# Folding tire vs rigid tire



## BruceG1

Besides the obvious that one of these is foldable, what is the difference in these types of tires. Do they have a different purpose? I can see that someone MAY want to carry a spare tire on a ride, just like a spare tube, but are they intended for different applications?


----------



## Rider5200

Rigid tires have a steel bead around the rim of the tire and folding tires have a Kevlar bead. The folding tire will weigh less and may be easier to put on and take off the rim. Folding tires are a a little more expensive, but worth the extra cost, IMO. You get a better ride and a greater selection with folding tires.


----------



## JCavilia

They're not "rigid" -- they just have a bead that's made of steel wire rather than kevlar fiiber, as the other respondent noted. The only performance difference is a little more weight. Folding tires aren't necessarily easier to install -- that depends on the the fit of tire and rim, and a given kevlar-bead tire can have a tight fit on a given rim. In fact, because the stiffness of the wire bead can help the tire stay on the rim, folding tires often tend to be made a little tighter, and some of them can be hard to install. But you can't generalize.

Higher-performance (and costlier) tires tend to be folders, because people who buy those tend to want the lighter weight.

Wire-bead tires can be folded up a bit, too, if you know how, but they won't make as small a package as the kevlar ones.


----------



## GetReal

JCavilia said:


> They're not "rigid" -- they just have a bead that's made of steel wire rather than kevlar fiiber, as the other respondent noted. The only performance difference is a little more weight. Folding tires aren't necessarily easier to install -- that depends on the the fit of tire and rim, and a given kevlar-bead tire can have a tight fit on a given rim. In fact, because the stiffness of the wire bead can help the tire stay on the rim, folding tires often tend to be made a little tighter, and some of them can be hard to install. But you can't generalize.
> 
> Higher-performance (and costlier) tires tend to be folders, because people who buy those tend to want the lighter weight.
> 
> Wire-bead tires can be folded up a bit, too, if you know how, but they won't make as small a package as the kevlar ones.
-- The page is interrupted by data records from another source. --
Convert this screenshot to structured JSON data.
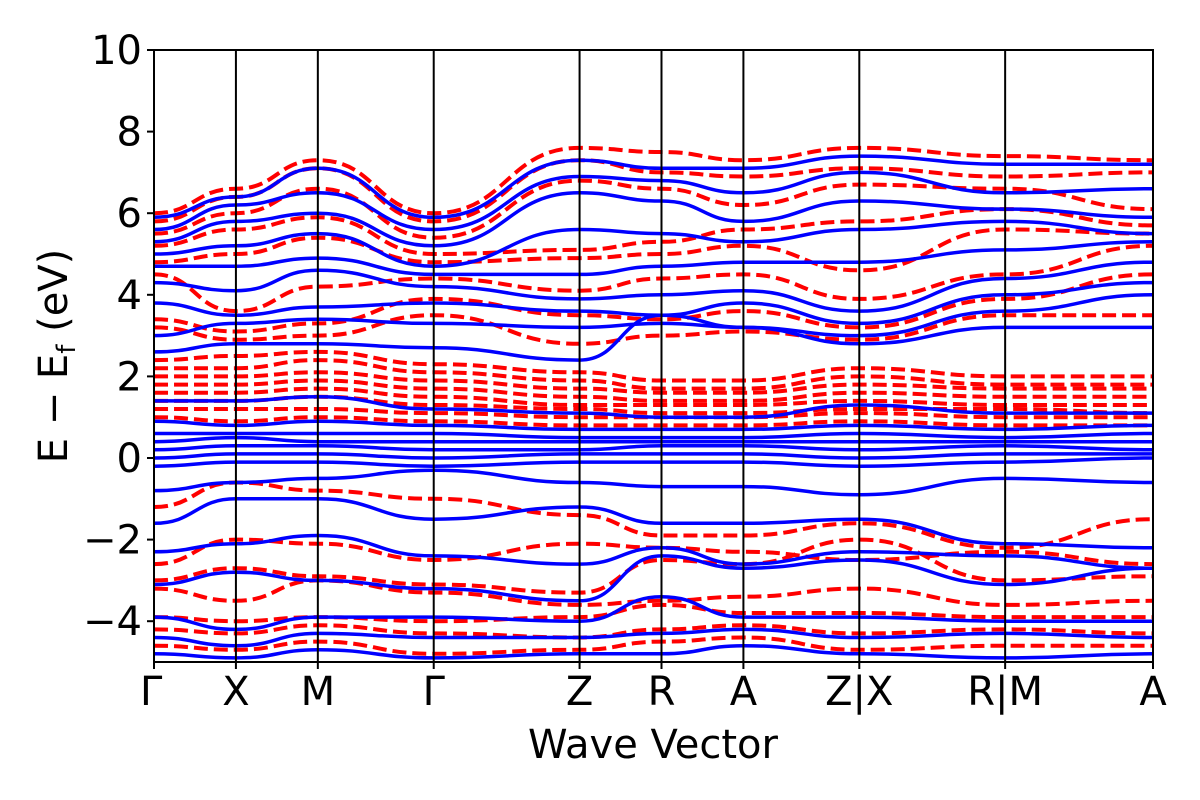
{
  "chart_data": {
    "type": "line",
    "title": "",
    "xlabel": "Wave Vector",
    "ylabel_main": "E − E",
    "ylabel_sub": "f",
    "ylabel_unit": " (eV)",
    "ylim": [
      -5,
      10
    ],
    "yticks": [
      -4,
      -2,
      0,
      2,
      4,
      6,
      8,
      10
    ],
    "ytick_labels": [
      "−4",
      "−2",
      "0",
      "2",
      "4",
      "6",
      "8",
      "10"
    ],
    "xlim": [
      0,
      100
    ],
    "kpoints": [
      {
        "pos": 0,
        "label": "Γ"
      },
      {
        "pos": 8.2,
        "label": "X"
      },
      {
        "pos": 16.4,
        "label": "M"
      },
      {
        "pos": 28.0,
        "label": "Γ"
      },
      {
        "pos": 42.6,
        "label": "Z"
      },
      {
        "pos": 50.8,
        "label": "R"
      },
      {
        "pos": 59.0,
        "label": "A"
      },
      {
        "pos": 70.6,
        "label": "Z|X"
      },
      {
        "pos": 85.2,
        "label": "R|M"
      },
      {
        "pos": 100,
        "label": "A"
      }
    ],
    "grid": false,
    "legend": "none",
    "series": [
      {
        "style": "dashed",
        "color": "#ff0000",
        "x": [
          0,
          8.2,
          16.4,
          28.0,
          42.6,
          50.8,
          59.0,
          70.6,
          85.2,
          100
        ],
        "bands": [
          [
            6.0,
            6.6,
            7.3,
            6.0,
            7.6,
            7.5,
            7.3,
            7.6,
            7.4,
            7.3
          ],
          [
            5.8,
            6.4,
            7.1,
            5.8,
            7.3,
            7.0,
            6.9,
            7.1,
            6.9,
            7.0
          ],
          [
            5.5,
            6.0,
            6.6,
            5.4,
            6.8,
            6.6,
            6.2,
            6.7,
            6.6,
            6.1
          ],
          [
            5.2,
            5.6,
            5.9,
            5.0,
            5.1,
            5.3,
            5.6,
            5.8,
            6.1,
            5.7
          ],
          [
            4.8,
            5.0,
            5.4,
            4.8,
            4.9,
            5.0,
            5.2,
            4.6,
            5.6,
            5.5
          ],
          [
            4.5,
            3.6,
            4.2,
            4.4,
            4.1,
            4.4,
            4.5,
            3.9,
            4.5,
            5.2
          ],
          [
            3.4,
            3.1,
            3.3,
            3.9,
            3.5,
            3.4,
            3.6,
            3.2,
            3.9,
            4.5
          ],
          [
            3.2,
            2.9,
            3.0,
            3.5,
            2.8,
            3.0,
            3.1,
            2.9,
            3.5,
            3.5
          ],
          [
            2.4,
            2.5,
            2.6,
            2.3,
            2.1,
            1.9,
            1.9,
            2.2,
            2.0,
            2.0
          ],
          [
            2.2,
            2.2,
            2.4,
            2.1,
            1.9,
            1.7,
            1.7,
            2.0,
            1.8,
            1.8
          ],
          [
            2.0,
            2.0,
            2.1,
            1.9,
            1.7,
            1.6,
            1.6,
            1.8,
            1.7,
            1.7
          ],
          [
            1.8,
            1.8,
            1.9,
            1.7,
            1.5,
            1.4,
            1.4,
            1.6,
            1.5,
            1.5
          ],
          [
            1.6,
            1.6,
            1.7,
            1.5,
            1.3,
            1.3,
            1.3,
            1.4,
            1.3,
            1.3
          ],
          [
            1.4,
            1.4,
            1.5,
            1.3,
            1.2,
            1.1,
            1.1,
            1.2,
            1.2,
            1.1
          ],
          [
            1.2,
            1.2,
            1.2,
            1.1,
            1.0,
            1.0,
            1.0,
            1.1,
            1.0,
            1.0
          ],
          [
            1.0,
            0.9,
            1.0,
            0.9,
            0.8,
            0.8,
            0.8,
            0.9,
            0.8,
            0.8
          ],
          [
            -1.2,
            -0.6,
            -0.8,
            -1.0,
            -1.4,
            -1.9,
            -1.9,
            -1.6,
            -2.2,
            -1.5
          ],
          [
            -2.6,
            -2.0,
            -2.1,
            -2.5,
            -2.1,
            -2.2,
            -2.3,
            -2.5,
            -2.3,
            -2.6
          ],
          [
            -3.0,
            -2.7,
            -2.9,
            -3.1,
            -3.3,
            -2.5,
            -2.6,
            -2.0,
            -3.0,
            -2.9
          ],
          [
            -3.2,
            -3.5,
            -3.0,
            -3.3,
            -3.6,
            -3.5,
            -3.4,
            -3.2,
            -3.6,
            -3.5
          ],
          [
            -3.9,
            -4.0,
            -3.9,
            -4.0,
            -3.9,
            -3.6,
            -3.8,
            -3.8,
            -3.9,
            -3.9
          ],
          [
            -4.2,
            -4.3,
            -4.1,
            -4.3,
            -4.4,
            -4.2,
            -4.1,
            -4.3,
            -4.2,
            -4.3
          ],
          [
            -4.6,
            -4.7,
            -4.5,
            -4.8,
            -4.7,
            -4.5,
            -4.4,
            -4.7,
            -4.6,
            -4.6
          ]
        ]
      },
      {
        "style": "solid",
        "color": "#0000ff",
        "x": [
          0,
          8.2,
          16.4,
          28.0,
          42.6,
          50.8,
          59.0,
          70.6,
          85.2,
          100
        ],
        "bands": [
          [
            5.9,
            6.4,
            7.1,
            5.9,
            7.3,
            7.1,
            7.1,
            7.4,
            7.2,
            7.2
          ],
          [
            5.6,
            6.2,
            6.5,
            5.6,
            6.9,
            6.8,
            6.5,
            7.0,
            6.5,
            6.6
          ],
          [
            5.3,
            5.8,
            6.0,
            5.2,
            6.5,
            6.3,
            5.8,
            6.3,
            6.1,
            5.9
          ],
          [
            5.0,
            5.2,
            5.5,
            4.7,
            5.6,
            5.5,
            5.3,
            5.6,
            5.8,
            5.5
          ],
          [
            4.7,
            4.7,
            4.9,
            4.5,
            4.5,
            4.7,
            4.8,
            4.8,
            5.1,
            5.3
          ],
          [
            4.3,
            4.1,
            4.6,
            4.2,
            3.9,
            4.0,
            4.1,
            3.6,
            4.4,
            4.8
          ],
          [
            3.8,
            3.5,
            3.7,
            3.8,
            3.6,
            3.5,
            3.8,
            3.3,
            4.0,
            4.3
          ],
          [
            3.0,
            3.3,
            3.4,
            3.3,
            3.2,
            3.3,
            3.2,
            3.0,
            3.6,
            4.0
          ],
          [
            2.6,
            2.8,
            2.8,
            2.7,
            2.4,
            3.5,
            3.2,
            2.8,
            3.2,
            3.2
          ],
          [
            1.4,
            1.4,
            1.5,
            1.2,
            1.1,
            1.0,
            1.0,
            1.3,
            1.1,
            1.1
          ],
          [
            0.9,
            0.8,
            0.9,
            0.8,
            0.7,
            0.7,
            0.7,
            0.8,
            0.7,
            0.8
          ],
          [
            0.6,
            0.6,
            0.6,
            0.6,
            0.5,
            0.5,
            0.5,
            0.6,
            0.5,
            0.6
          ],
          [
            0.4,
            0.5,
            0.4,
            0.4,
            0.4,
            0.4,
            0.4,
            0.4,
            0.4,
            0.4
          ],
          [
            0.2,
            0.3,
            0.3,
            0.2,
            0.2,
            0.3,
            0.3,
            0.2,
            0.3,
            0.2
          ],
          [
            0.0,
            0.1,
            0.1,
            0.0,
            0.1,
            0.1,
            0.1,
            0.0,
            0.1,
            0.1
          ],
          [
            -0.2,
            -0.1,
            -0.1,
            -0.2,
            -0.1,
            -0.1,
            -0.1,
            -0.2,
            -0.1,
            0.0
          ],
          [
            -0.8,
            -0.6,
            -0.5,
            -0.3,
            -0.6,
            -0.7,
            -0.7,
            -0.9,
            -0.5,
            -0.6
          ],
          [
            -1.6,
            -1.0,
            -1.0,
            -1.5,
            -1.2,
            -1.6,
            -1.6,
            -1.5,
            -2.1,
            -2.2
          ],
          [
            -2.3,
            -2.1,
            -1.9,
            -2.4,
            -2.6,
            -2.2,
            -2.6,
            -2.3,
            -2.4,
            -2.7
          ],
          [
            -3.1,
            -2.8,
            -3.0,
            -3.2,
            -3.5,
            -2.4,
            -2.7,
            -2.5,
            -3.1,
            -2.7
          ],
          [
            -3.9,
            -4.2,
            -3.9,
            -3.9,
            -4.0,
            -3.4,
            -3.9,
            -3.9,
            -4.0,
            -4.0
          ],
          [
            -4.4,
            -4.6,
            -4.3,
            -4.4,
            -4.4,
            -4.3,
            -4.2,
            -4.4,
            -4.3,
            -4.4
          ],
          [
            -4.8,
            -4.9,
            -4.7,
            -4.9,
            -4.8,
            -4.8,
            -4.6,
            -4.8,
            -4.9,
            -4.8
          ]
        ]
      }
    ]
  }
}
Learn from this guy! :thumbsup:


----------



## BruceG1

So can either of these types be used on the same style/type of rim?


----------



## nOOky

Yepper.


----------



## GetReal

BruceG1 said:


> So can either of these types be used on the same style/type of rim?



Yes, as long as the tire is a clincher and the rim is designed for a clincher.


----------



## Erion929

On the subject of folding tires.....those things are fairly flattened out, even the bead, how do they take the shape of a wheel? Do you have to "mold" the tire by hand into the basic hoop shape, and then "crimp" the bead curvature to the wheel? Do they hold onto the wheel at first try, or do you have to keep popping the bead down into the wheel?

It just seems that there would be some "memory" to the rubber that would make it want to flatten out again. Or am I thinking too hard? Obviously I've never seen one in action.....


**


----------



## fsdork

Erion929 said:


> On the subject of folding tires.....those things are fairly flattened out, even the bead, how do they take the shape of a wheel? Do you have to "mold" the tire by hand into the basic hoop shape, and then "crimp" the bead curvature to the wheel? Do they hold onto the wheel at first try, or do you have to keep popping the bead down into the wheel?
> 
> It just seems that there would be some "memory" to the rubber that would make it want to flatten out again. Or am I thinking too hard? Obviously I've never seen one in action.....
> 
> 
> **


My OEM tires were wire bead, and the replacement I bought this year was a folding-type. I fumbled with it a bit, trying to get it to take shape. Once I put the partially-inflated tube inside and started working the tire onto the rim, everything worked out quite easily.


----------



## cmdrpiffle

Not trying to be elitist.....but....wire bead tires really don't have any reason to be on a bicycle. They are simply inexpensive, heavy, and more cost effective to manufacture.

The average novice recreational rider will be able to tell the difference between a set of wire beaded and folding (kevlar/aramid) tires on their wheels.

cheers


----------



## MR_GRUMPY

All my training is done on cheap wire bead tires. All my racing is done on sew ups. I do have a wheelset with lightweight folding tires, but I only use them for long rides with friends.

Wire bead tires ride the same as folding tires (because they are made the same way), and I'm not fast enough to notice an extra 200 grams (total), even when going uphill.

I try not to impress people with my tires. There are other ways of doing that.


----------



## perttime

...double post, VVVVV


----------



## perttime

Erion929 said:


> Or am I thinking too hard? Obviously I've never seen one in action..


You are thinking too hard 

The hard part is to get one side of the tire over the edge of the rim: it is soft and does not want to hold a shape until it is there. Then it gets very easy


----------



## Lazy Spinner

I commute on Conti UltraGatorskin wire beads. They're heavy but cheap, durable, and I've never flatted on them.

Make your life easier and get a Kool-Stop Tire Jack. It makes mounting wire beads a breeze.


----------



## cmdrpiffle

MR_GRUMPY said:


> All my training is done on cheap wire bead tires.
> Wire bead tires ride the same as folding tires (because they are made the same way), and I'm not fast enough to notice an extra 200 grams (total), even when going uphill.
> 
> I try not to impress people with my tires. There are other ways of doing that.


Sucks to be you!


----------